The mathematical model entails the use of a modified constitutive flux relationship for the flow behavior in the matrix, micro and macro-fractures rather than the empirical Darcy's equation. The Laplace transform method is employed to handle the resulting mathematical model to obtain semi-analytical expressions for the dimensionless matrix pressure, micro fracture pressure, macro fracture pressure, and wellbore flowrate. Subsequently, qualitative and quantitative validation of the rate-transient at the wellbore against existing solutions in literature are demonstrated.
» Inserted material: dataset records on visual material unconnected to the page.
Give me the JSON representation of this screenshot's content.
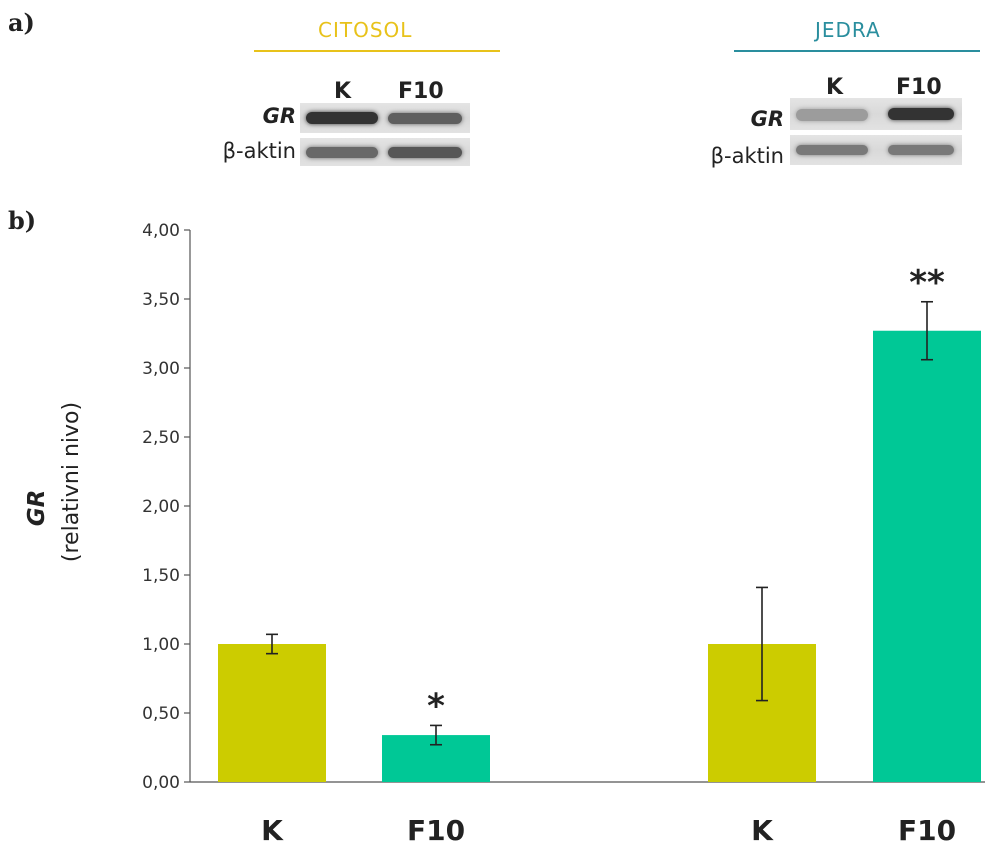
{
  "panels": {
    "a": "a)",
    "b": "b)"
  },
  "blots": [
    {
      "title": "CITOSOL",
      "title_color": "#e8c21a",
      "lanes": [
        "K",
        "F10"
      ],
      "rows": [
        {
          "label": "GR",
          "intensities": [
            0.85,
            0.6
          ]
        },
        {
          "label": "β-aktin",
          "intensities": [
            0.55,
            0.65
          ]
        }
      ]
    },
    {
      "title": "JEDRA",
      "title_color": "#2a8e9e",
      "lanes": [
        "K",
        "F10"
      ],
      "rows": [
        {
          "label": "GR",
          "intensities": [
            0.25,
            0.85
          ]
        },
        {
          "label": "β-aktin",
          "intensities": [
            0.45,
            0.45
          ]
        }
      ]
    }
  ],
  "chart_data": {
    "type": "bar",
    "categories": [
      "K",
      "F10",
      "K",
      "F10"
    ],
    "values": [
      1.0,
      0.34,
      1.0,
      3.27
    ],
    "errors": [
      0.07,
      0.07,
      0.41,
      0.21
    ],
    "colors": [
      "#cccc00",
      "#00c896",
      "#cccc00",
      "#00c896"
    ],
    "significance": [
      "",
      "*",
      "",
      "**"
    ],
    "ylabel": "GR",
    "ylabel_sub": "(relativni nivo)",
    "ylim": [
      0,
      4
    ],
    "yticks": [
      "0,00",
      "0,50",
      "1,00",
      "1,50",
      "2,00",
      "2,50",
      "3,00",
      "3,50",
      "4,00"
    ],
    "grid": false
  }
}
The ATPM solution converges to both the transient linear double porosity diffusion mathematical model (DPM) and the sequential TPM solutions established in the literature under very limiting conditions. The sensitivity of the introduced parameters was analyzed and presented through numerically generated type curves. Parametric study suggests that the derived ATPM solution exhibits unique behaviors and trends not observed in the previous mathematical models. Furthermore, the parametric study reveals the magnitude of the diffusion exponent affects the slope of the straight line observed in the log-log plot of rate and time.
The advantage of the ATPM is that detailed information of the matrix, micro fracture and macro fracture petrophysical properties can be modeled as compared to the TPM. Furthermore, this model may find wide spread application for predicting the performance of horizontal wells producing in NNSGR's where analog studies reveal low spacing aspect ratio in the reservoir.